A cooperação científica na Amazônia ganhou um reforço estratégico com a III Reunião Anual da Rede Bioamazônia, realizada em Letícia, na tríplice fronteira entre Brasil, Colômbia e Peru. Entre os dias 11 e 15 de maio de 2026, pesquisadores de oito instituições de elite discutiram soluções práticas para enfrentar os desafios climáticos e garantir a sustentabilidade do bioma.
Representando o Brasil, participam o Instituto Mamirauá, o Museu Paraense Emílio Goeldi e o Instituto Nacional de Pesquisas Amazônicas (INPA), todos vinculados ao Ministério da Ciência, Tecnologia e Inovação (MCTI).

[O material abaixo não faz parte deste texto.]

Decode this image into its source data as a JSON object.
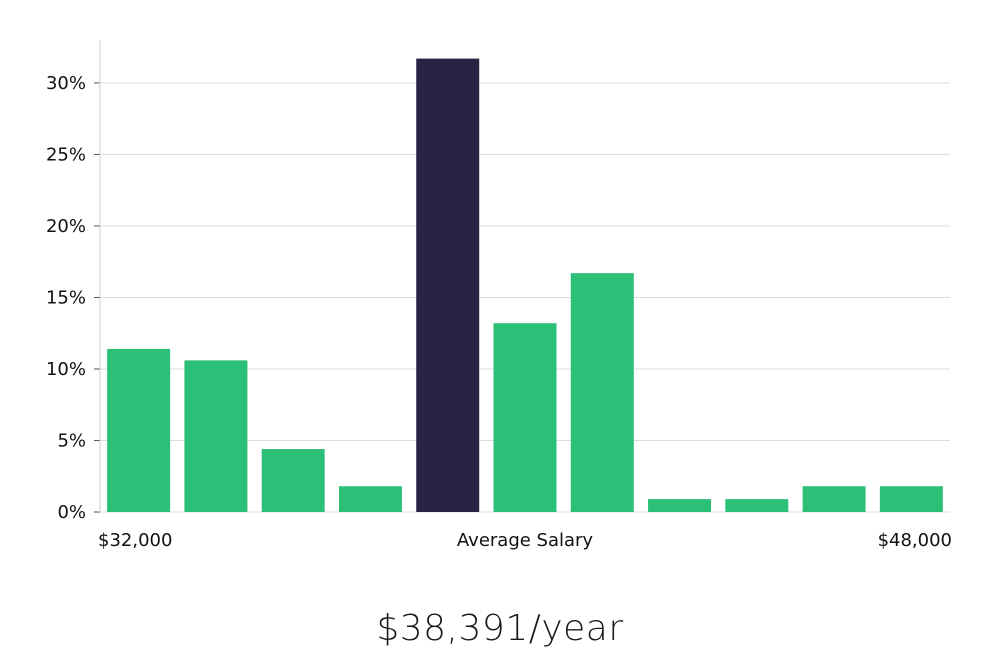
{
  "colors": {
    "bar": "#2bbf78",
    "bar_highlight": "#272443",
    "grid": "#dcdcdc",
    "axis": "#cccccc"
  },
  "chart_data": {
    "type": "bar",
    "categories": [
      "1",
      "2",
      "3",
      "4",
      "5",
      "6",
      "7",
      "8",
      "9",
      "10",
      "11"
    ],
    "values": [
      11.4,
      10.6,
      4.4,
      1.8,
      31.7,
      13.2,
      16.7,
      0.9,
      0.9,
      1.8,
      1.8
    ],
    "highlight_index": 4,
    "ylim": [
      0,
      33
    ],
    "yticks": [
      0,
      5,
      10,
      15,
      20,
      25,
      30
    ],
    "ytick_format": "%",
    "grid": true,
    "x_labels": {
      "left": "$32,000",
      "center": "Average Salary",
      "right": "$48,000"
    }
  },
  "summary": "$38,391/year"
}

O encontro foca no tema das ameaças na Pan-Amazônia, buscando transformar dados científicos em políticas públicas que protejam a biodiversidade e as populações locais.
Desafios compartilhados e soluções integradas
A Rede Bioamazônia parte do entendimento de que nenhuma instituição consegue resolver a complexidade da região isoladamente.
Segundo João Valsecchi, diretor do Instituto Mamirauá, questões como a perda de biodiversidade e a pressão sobre modos de vida tradicionais exigem decisões baseadas em evidências sólidas e uma escuta ampla da sociedade.
Durante o evento, os especialistas debatem temas críticos para o futuro da região, como:
Contaminação por mercúrio e impactos na saúde;
Desenvolvimento de energia limpa e impactos hidrelétricos;
Manejo integrado do fogo e combate a incêndios florestais;
Proteção de espécies migratórias e combate ao comércio ilegal.
Com financiamento do Banco Interamericano de Desenvolvimento (BID), a rede integra mais de mil pesquisadores de cinco países.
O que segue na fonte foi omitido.